Catalunya era un bonito recipiente cuyo tapón dependía de una única persona que decidía quién merecía estar en él. Hoy Catalunya ya no es un continente, sino un contenido. Hará bien Zapatero en no imponer fórmulas incomprensibles para el votante que hoy siente el dolor de volver a ser esperanza de nada.

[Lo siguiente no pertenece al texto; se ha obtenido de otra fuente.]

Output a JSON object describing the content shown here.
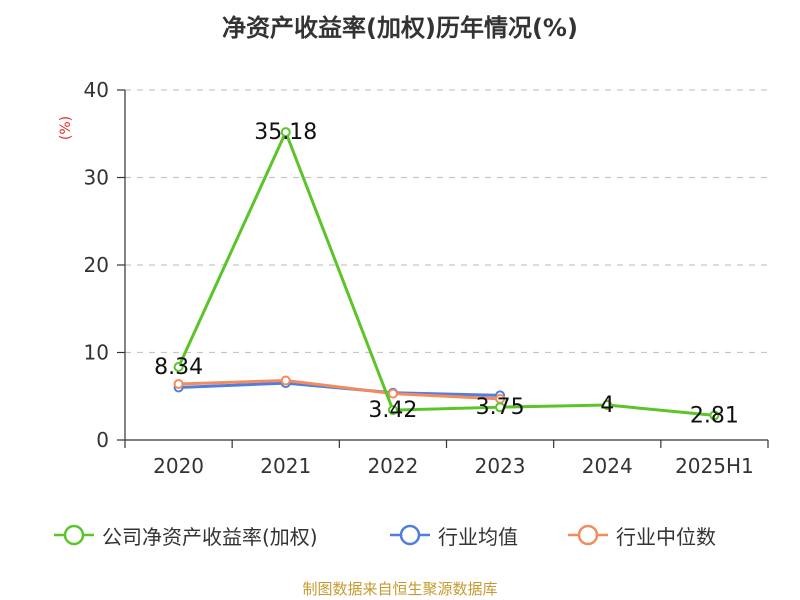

Maragall fue una perita en dulce en aquellos gloriosos días en los que el PSOE continuaba en la oposición. Pero, con Zapatero en la Moncloa, Maragall y sus amigos de ERC empezaron a ser una piedra en el zapato del Zapatero. Había que soltar lastre. "Gracias, Pasqual, por los servicios prestados y por haber hecho de masovero de la finca socialista catalana. Se acabó la diversión. La comuna de izquierdas ha dejado demasiados cristales rotos. Ahora ha llegado el momento de que los señores de siempre vuelvan a ocupar la casa de la pérgola y el tenis. Orden y estabilidad".

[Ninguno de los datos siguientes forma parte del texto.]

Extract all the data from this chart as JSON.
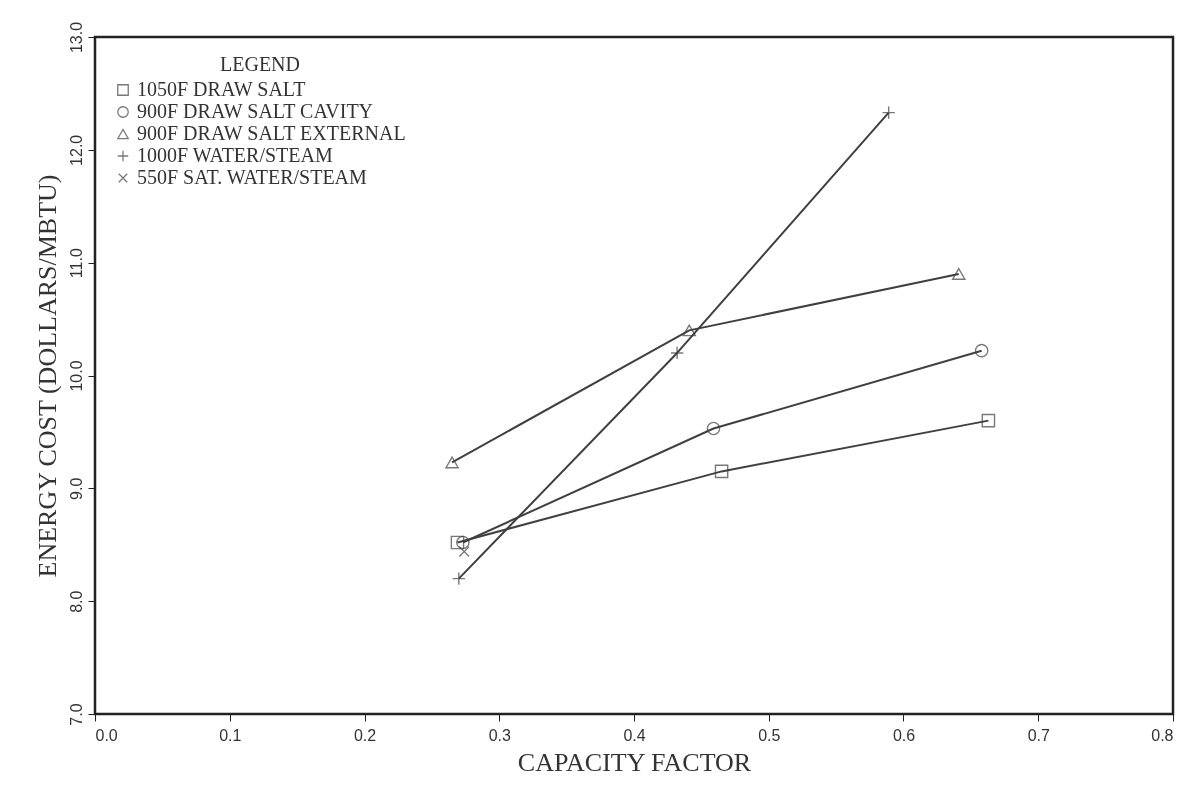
{
  "chart_data": {
    "type": "line",
    "xlabel": "CAPACITY FACTOR",
    "ylabel": "ENERGY COST (DOLLARS/MBTU)",
    "legend_title": "LEGEND",
    "xlim": [
      0,
      0.8
    ],
    "ylim": [
      7,
      13
    ],
    "xticks": [
      {
        "value": 0,
        "label": "0.0"
      },
      0.1,
      0.2,
      0.3,
      0.4,
      0.5,
      0.6,
      0.7,
      0.8
    ],
    "yticks": [
      {
        "value": 7,
        "label": "7.0"
      },
      {
        "value": 8,
        "label": "8.0"
      },
      {
        "value": 9,
        "label": "9.0"
      },
      {
        "value": 10,
        "label": "10.0"
      },
      {
        "value": 11,
        "label": "11.0"
      },
      {
        "value": 12,
        "label": "12.0"
      },
      {
        "value": 13,
        "label": "13.0"
      }
    ],
    "grid": false,
    "legend": "top left",
    "series": [
      {
        "name": "1050F DRAW SALT",
        "color": "#404040",
        "marker": "square",
        "x": [
          0.269,
          0.465,
          0.663
        ],
        "values": [
          8.52,
          9.15,
          9.6
        ]
      },
      {
        "name": "900F DRAW SALT CAVITY",
        "color": "#404040",
        "marker": "circle",
        "x": [
          0.273,
          0.459,
          0.658
        ],
        "values": [
          8.52,
          9.53,
          10.22
        ]
      },
      {
        "name": "900F DRAW SALT EXTERNAL",
        "color": "#404040",
        "marker": "triangle",
        "x": [
          0.265,
          0.441,
          0.641
        ],
        "values": [
          9.23,
          10.4,
          10.9
        ]
      },
      {
        "name": "1000F WATER/STEAM",
        "color": "#404040",
        "marker": "cross",
        "x": [
          0.27,
          0.432,
          0.589
        ],
        "values": [
          8.2,
          10.2,
          12.33
        ]
      },
      {
        "name": "550F SAT. WATER/STEAM",
        "color": "#404040",
        "marker": "x",
        "type": "scatter",
        "x": [
          0.274
        ],
        "values": [
          8.44
        ]
      }
    ]
  }
}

Y en el día siguiente la gente tiene derecho a preguntarse si para este viaje hacían falta tantas alforjas. Antes Catalunya tenía un presidente con cara y ojos llamado Maragall, un Estatut complicado, un permanente tira y afloja con ERC y una buena política social oculta, eso sí, por los crujidos del tripartito. Y ahora, ¿a qué aspira el PSC? A un presidente debilitado, a un Estatut bombardeado con recursos de inconstitucionalidad por tierra, mar y aire, a una ERC más ávida que nunca y a preguntarse de qué manera se pueden perder 240.000 votos por deméritos propios. Todo ello, claro, con Maragall partiéndose de la risa en el museo y con Montilla tostándose en la parrilla en la que le colocó ese maestro de barbacoas dominicales llamado Zapatero. No era Maragall la mala compañía del socialismo español. La mala compañía es la volubilidad del Bambi asustadizo que ha demostrado ser Zapatero, dispuesto a sacrificar el difícil encaje de bolillos del socialismo catalán solo para no ver carcomidas sus posibilidades de reelección.

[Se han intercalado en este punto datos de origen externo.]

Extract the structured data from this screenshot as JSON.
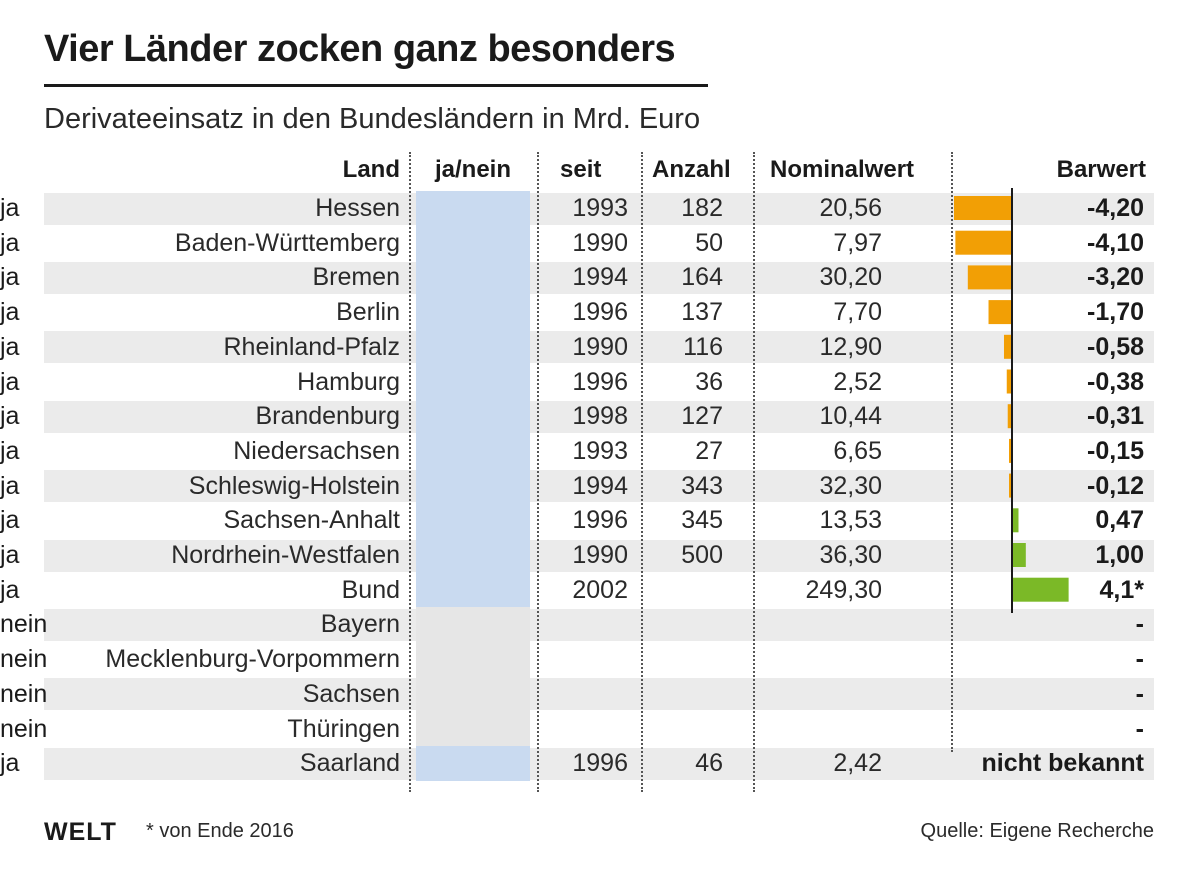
{
  "header": {
    "title": "Vier Länder zocken ganz besonders",
    "subtitle": "Derivateeinsatz in den Bundesländern in Mrd. Euro"
  },
  "columns": {
    "land": "Land",
    "janein": "ja/nein",
    "seit": "seit",
    "anzahl": "Anzahl",
    "nominal": "Nominalwert",
    "barwert": "Barwert"
  },
  "chart_data": {
    "type": "table",
    "title": "Vier Länder zocken ganz besonders",
    "subtitle": "Derivateeinsatz in den Bundesländern in Mrd. Euro",
    "bar_scale_max": 4.2,
    "colors": {
      "negative": "#f29f05",
      "positive": "#7bb927"
    },
    "rows": [
      {
        "land": "Hessen",
        "janein": "ja",
        "seit": "1993",
        "anzahl": "182",
        "nominal": "20,56",
        "barwert_label": "-4,20",
        "barwert": -4.2
      },
      {
        "land": "Baden-Württemberg",
        "janein": "ja",
        "seit": "1990",
        "anzahl": "50",
        "nominal": "7,97",
        "barwert_label": "-4,10",
        "barwert": -4.1
      },
      {
        "land": "Bremen",
        "janein": "ja",
        "seit": "1994",
        "anzahl": "164",
        "nominal": "30,20",
        "barwert_label": "-3,20",
        "barwert": -3.2
      },
      {
        "land": "Berlin",
        "janein": "ja",
        "seit": "1996",
        "anzahl": "137",
        "nominal": "7,70",
        "barwert_label": "-1,70",
        "barwert": -1.7
      },
      {
        "land": "Rheinland-Pfalz",
        "janein": "ja",
        "seit": "1990",
        "anzahl": "116",
        "nominal": "12,90",
        "barwert_label": "-0,58",
        "barwert": -0.58
      },
      {
        "land": "Hamburg",
        "janein": "ja",
        "seit": "1996",
        "anzahl": "36",
        "nominal": "2,52",
        "barwert_label": "-0,38",
        "barwert": -0.38
      },
      {
        "land": "Brandenburg",
        "janein": "ja",
        "seit": "1998",
        "anzahl": "127",
        "nominal": "10,44",
        "barwert_label": "-0,31",
        "barwert": -0.31
      },
      {
        "land": "Niedersachsen",
        "janein": "ja",
        "seit": "1993",
        "anzahl": "27",
        "nominal": "6,65",
        "barwert_label": "-0,15",
        "barwert": -0.15
      },
      {
        "land": "Schleswig-Holstein",
        "janein": "ja",
        "seit": "1994",
        "anzahl": "343",
        "nominal": "32,30",
        "barwert_label": "-0,12",
        "barwert": -0.12
      },
      {
        "land": "Sachsen-Anhalt",
        "janein": "ja",
        "seit": "1996",
        "anzahl": "345",
        "nominal": "13,53",
        "barwert_label": "0,47",
        "barwert": 0.47
      },
      {
        "land": "Nordrhein-Westfalen",
        "janein": "ja",
        "seit": "1990",
        "anzahl": "500",
        "nominal": "36,30",
        "barwert_label": "1,00",
        "barwert": 1.0
      },
      {
        "land": "Bund",
        "janein": "ja",
        "seit": "2002",
        "anzahl": "",
        "nominal": "249,30",
        "barwert_label": "4,1*",
        "barwert": 4.1
      },
      {
        "land": "Bayern",
        "janein": "nein",
        "seit": "",
        "anzahl": "",
        "nominal": "",
        "barwert_label": "-",
        "barwert": null
      },
      {
        "land": "Mecklenburg-Vorpommern",
        "janein": "nein",
        "seit": "",
        "anzahl": "",
        "nominal": "",
        "barwert_label": "-",
        "barwert": null
      },
      {
        "land": "Sachsen",
        "janein": "nein",
        "seit": "",
        "anzahl": "",
        "nominal": "",
        "barwert_label": "-",
        "barwert": null
      },
      {
        "land": "Thüringen",
        "janein": "nein",
        "seit": "",
        "anzahl": "",
        "nominal": "",
        "barwert_label": "-",
        "barwert": null
      },
      {
        "land": "Saarland",
        "janein": "ja",
        "seit": "1996",
        "anzahl": "46",
        "nominal": "2,42",
        "barwert_label": "nicht bekannt",
        "barwert": null
      }
    ]
  },
  "footer": {
    "logo": "WELT",
    "footnote": "* von Ende 2016",
    "source": "Quelle: Eigene Recherche"
  }
}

Es evidente que la política de hoy ya no se entiende. Cuando desde el Gobierno se pierden 240.000 votos, no se puede hacer ver que no se ve. Alguien ha de dar un paso al frente y decir "la culpa es mía", a la manera de Almunia o de Jospin. En el PSC, y también en CiU. Porque nadie, ni siquiera los catalanes, somos capaces de describir la Catalunya real. CiU confunde la totalidad de este país con sus votantes. Los socialistas confundían hasta ayer la abstención con la partida de nacimiento del candidato, convencidos de que los votos del 11-M eran para siempre. Ya nada es para siempre en Catalunya. Y a fuerza de no querer ver ni escuchar otra cosa que sus propias ensoñaciones, políticos y no pocos periodistas, llegaron a menospreciar esa Catalunya no nacionalista que desde hace años circula subterráneamente entre Babel y Vidal Quadras, entre el antisistema y la mentira, una Catalunya engendrada por el pujolismo y que ahora, paradójicamente, le ha pasado factura ni más ni menos que a Montilla.
Catalunya era un bonito recipiente cuyo tapón dependía de una única persona que decidía quién merecía estar en él. Hoy Catalunya ya no es un continente, sino un contenido. Hará bien Zapatero en no imponer fórmulas incomprensibles para el votante que hoy siente el dolor de volver a ser esperanza de nada.